WHAT ARE THEIR VALUES?

  • They want to “preserve the power and privileges of white Aryans.” Most believe non-whites and Jews are “inferior, destructive, and fearsome.”
  • White supremacist movements are often strongly nationalist, yet anti-government. They’re proud of what they view as America’s heritage, but think the government makes mistakes: It’s too restrictive on gun laws, or too supportive of Israel. Deadly government raids on such groups throughout the 1980s and ’90s—exemplified by the 1993 Waco, Texas, siege—only solidified this stance.
  • Many have some touchstone moment in history they like to base their ideology around, but those moments vary. The Ku Klux Klan is all about the Civil War-era Confederacy, for example, while neo-Nazis orient toward World War II-era Nazi Germany.

WHY DO THEY ARISE?

  • Different movements arise for different reasons, but in recent years, some have latched onto this idea that white men in America are losing political power.
  • Do people with violent, racist ideas seek to join right-wing groups, or do right-wing groups make people violently racist? There’s evidence both happen.
  • Sometimes movements arise in response to economic stress. In the 1920s, anti-union KKK groups appeared in Indiana where corn farmers were suffering, and in at least one Indiana town, the group membership comprised some of the area’s most prominent men. In the 1990s, right-wing patriot and militia groups popped up where farmers and factory workers were losing their jobs.
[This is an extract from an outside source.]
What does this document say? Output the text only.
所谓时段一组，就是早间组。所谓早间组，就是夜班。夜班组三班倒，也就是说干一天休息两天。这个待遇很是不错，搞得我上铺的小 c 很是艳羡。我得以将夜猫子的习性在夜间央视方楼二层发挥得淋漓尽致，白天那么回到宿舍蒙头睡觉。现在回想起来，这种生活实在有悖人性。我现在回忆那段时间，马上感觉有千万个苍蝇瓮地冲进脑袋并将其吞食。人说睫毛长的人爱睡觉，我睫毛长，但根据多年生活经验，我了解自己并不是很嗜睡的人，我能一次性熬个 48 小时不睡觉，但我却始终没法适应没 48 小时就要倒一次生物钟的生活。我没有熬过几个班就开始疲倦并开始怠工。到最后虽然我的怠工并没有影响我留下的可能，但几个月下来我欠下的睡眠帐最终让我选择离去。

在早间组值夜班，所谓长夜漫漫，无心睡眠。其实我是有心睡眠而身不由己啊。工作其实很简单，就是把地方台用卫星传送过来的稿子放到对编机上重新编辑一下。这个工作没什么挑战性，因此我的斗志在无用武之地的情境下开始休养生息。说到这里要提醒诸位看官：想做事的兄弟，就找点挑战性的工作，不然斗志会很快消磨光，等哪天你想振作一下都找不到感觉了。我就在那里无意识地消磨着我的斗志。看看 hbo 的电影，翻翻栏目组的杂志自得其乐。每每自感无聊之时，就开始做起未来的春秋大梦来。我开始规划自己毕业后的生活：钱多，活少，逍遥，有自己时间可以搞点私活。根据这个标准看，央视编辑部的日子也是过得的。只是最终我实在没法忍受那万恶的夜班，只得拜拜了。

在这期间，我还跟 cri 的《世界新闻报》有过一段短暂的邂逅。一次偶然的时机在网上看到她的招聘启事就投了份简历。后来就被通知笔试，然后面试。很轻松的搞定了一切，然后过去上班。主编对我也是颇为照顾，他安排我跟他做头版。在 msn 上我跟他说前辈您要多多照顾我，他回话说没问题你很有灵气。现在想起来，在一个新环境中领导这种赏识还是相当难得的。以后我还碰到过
HOW DO THEY RECRUIT NEW MEMBERS?

  • Sociologists have different theories about this. Some say certain events, like white power music concerts, gun shows, and neighborhood crime prevention meetings help groups recruit new members. Internet forums make a big difference, too, of course.
  • Women are joining right-wing movements in increasing numbers worldwide. That’s despite the fact that “right-wing movements are generally highly masculinized, with all-male leaderships and a strong culture of white male dominance that excludes women,” Blee and Creasap write, or that “right-wing propaganda commonly depicts women as nonpolitical, as mothers and wives who support activist men and nurture their families, nations, and race.” Figuring out women join these groups is still under study.

What’s left to analyze? At the end of their review, Blee and Creasap offer prescient advice. Social scientists who study right-wing movements need to look into the research on foreign terrorists, as these homegrown terrorists are increasingly adopting their overseas counterparts’ structure and strategies, the sociologists write.